Do mais íntimo e profundo olhar é assim que defino a escrita de Valter Hugo Mãe.
O romance: "O filho de mil homens".provoca um regresso ao sótão, às memórias recônditas de todo o ser humano.
Imbuída neste espírito fui à arca de memórias procurar e, apesar das teias, encontrei num velho vinil o cantor que penetra no livro.
Peter Gabriel
O livro começa com a história de Crisóstomo que pediu à natureza que lhe desse um filho.

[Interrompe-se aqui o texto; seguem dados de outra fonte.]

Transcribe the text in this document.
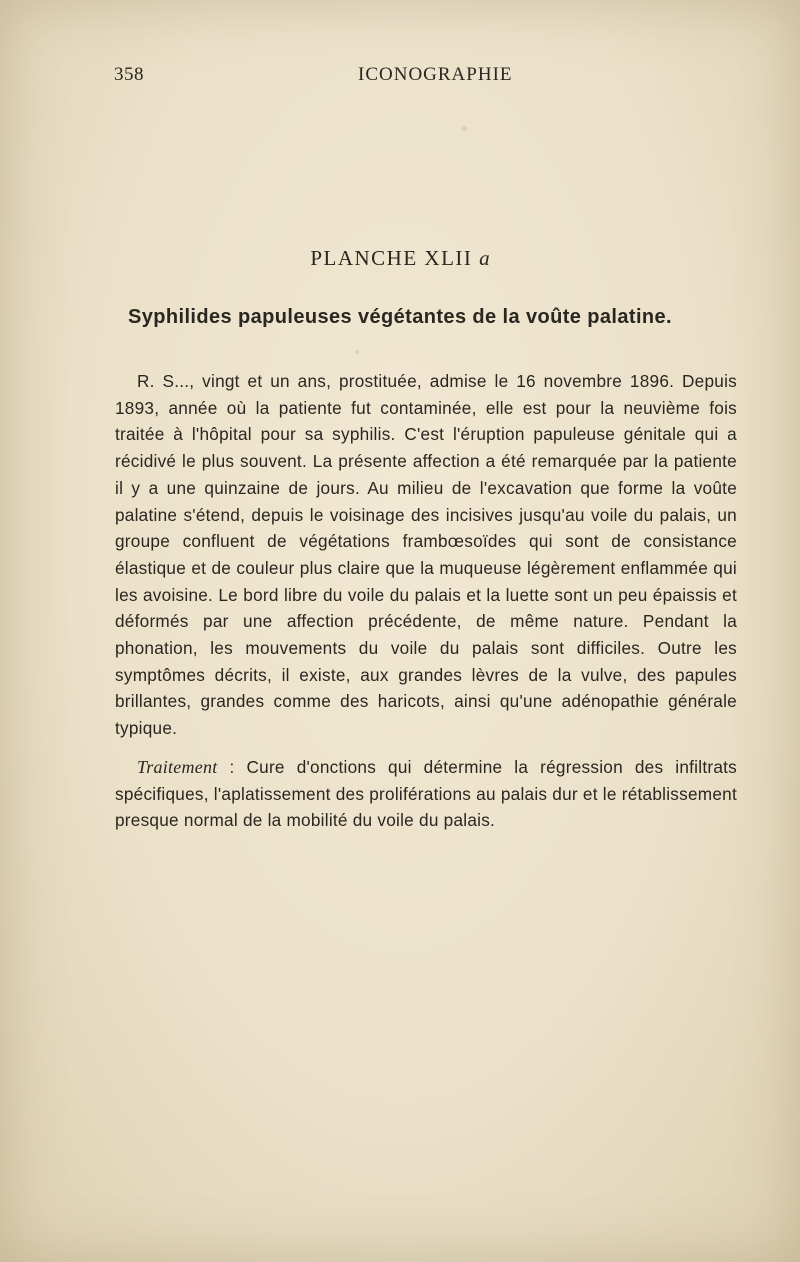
358	ICONOGRAPHIE
PLANCHE XLII a
Syphilides papuleuses végétantes de la voûte palatine.

R. S..., vingt et un ans, prostituée, admise le 16 novembre 1896. Depuis 1893, année où la patiente fut contaminée, elle est pour la neuvième fois traitée à l'hôpital pour sa syphilis. C'est l'éruption papuleuse génitale qui a récidivé le plus souvent. La présente affection a été remarquée par la patiente il y a une quinzaine de jours. Au milieu de l'excavation que forme la voûte palatine s'étend, depuis le voisinage des incisives jusqu'au voile du palais, un groupe confluent de végétations frambœsoïdes qui sont de consistance élastique et de couleur plus claire que la muqueuse légèrement enflammée qui les avoisine. Le bord libre du voile du palais et la luette sont un peu épaissis et déformés par une affection précédente, de même nature. Pendant la phonation, les mouvements du voile du palais sont difficiles. Outre les symptômes décrits, il existe, aux grandes lèvres de la vulve, des papules brillantes, grandes comme des haricots, ainsi qu'une adénopathie générale typique.

Traitement : Cure d'onctions qui détermine la régression des infiltrats spécifiques, l'aplatissement des proliférations au palais dur et le rétablissement presque normal de la mobilité du voile du palais.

[...] sentindo-se estranho mas aliviado, ouviu o mar de sempre, o vento muito ameno passando, e reparou outra vez em como o céu estava estrelado e as traineiras saíam. Tinha de seguir para trabalhar. Levantou-se, sacudiu a areia e quase se riu. Se era verdade que se sentia um homem só com metade de tudo, também era verdade que uma parte da sua dor ficara ali, como se um saco se esvaziasse. A areia haveria de a fazer deslizar até ao mar e o mar lavaria tudo. Acontecia assim porque, aos quarenta anos, o Crisóstomo assumiu a tristeza para reclamar a esperança.
A natureza, quieta a ser só inteligente e quieta, não disse nada, nem o Crisóstomo esperaria ouvir uma voz. A esperança era uma coisa muda e feita para ser um pouco secreta.
[...]
O homem que chegou aos quarenta anos sorriu, e pela primeira vez em toda a sua vida abraçou um colega de trabalho. O rapaz pequeno não soube o que pensar. Depois, enquanto preparavam as redes, o pescador perguntou-lhe se não gostava da escola, se não gostava de estudar. E o rapaz disse que sim, que até era bom a matemática. O pescador pensou que o seu filho seria uma raridade das boas, porque ninguém percebia de matemática, só os génios. O Crisóstomo, uns segundos antes de o dizer, pensou que aquele era o seu filho e pensou que o seu filho era um génio. E assim o pensaria de qualquer maneira, uma vez que amar fazia dessas grandezas. Amar era feito para ser uma demasia e uma maravilha.
Valter Hugo Mãe, O filho de mil homens. Carnaxide: Editora Objectiva, 2011, pp.20, 21, 22.
Na contracapa do livro vem uma "máxima" interessante que me chegou realçada pela mão amiga que me ofereceu o livro.
« ... para se ser feliz é preciso aceitar ser o que se pode, nunca deixando contudo de acreditar que é possível estar e ser sempre melhor. »
Obrigada!
Agradeço também a R que me despertou o interesse.
Estou a ler este livro com uma velocidade apreciável porque ele absorve todas as atenções. Usando uma metáfora: o livro assemelha-se a uma laranja perfumada que nos alicia e ao saboreá-la encontramos a agrura do citrino que depois se torna doce.
Apesar da canção: Book of Love não estar no álbum fotografado, esta música que Peter Gabriel cantou no filme Shall we dance? (2004) é a que melhor se associa ao livro. Foi escrita pelo compositor Stephin Merritt em 1999.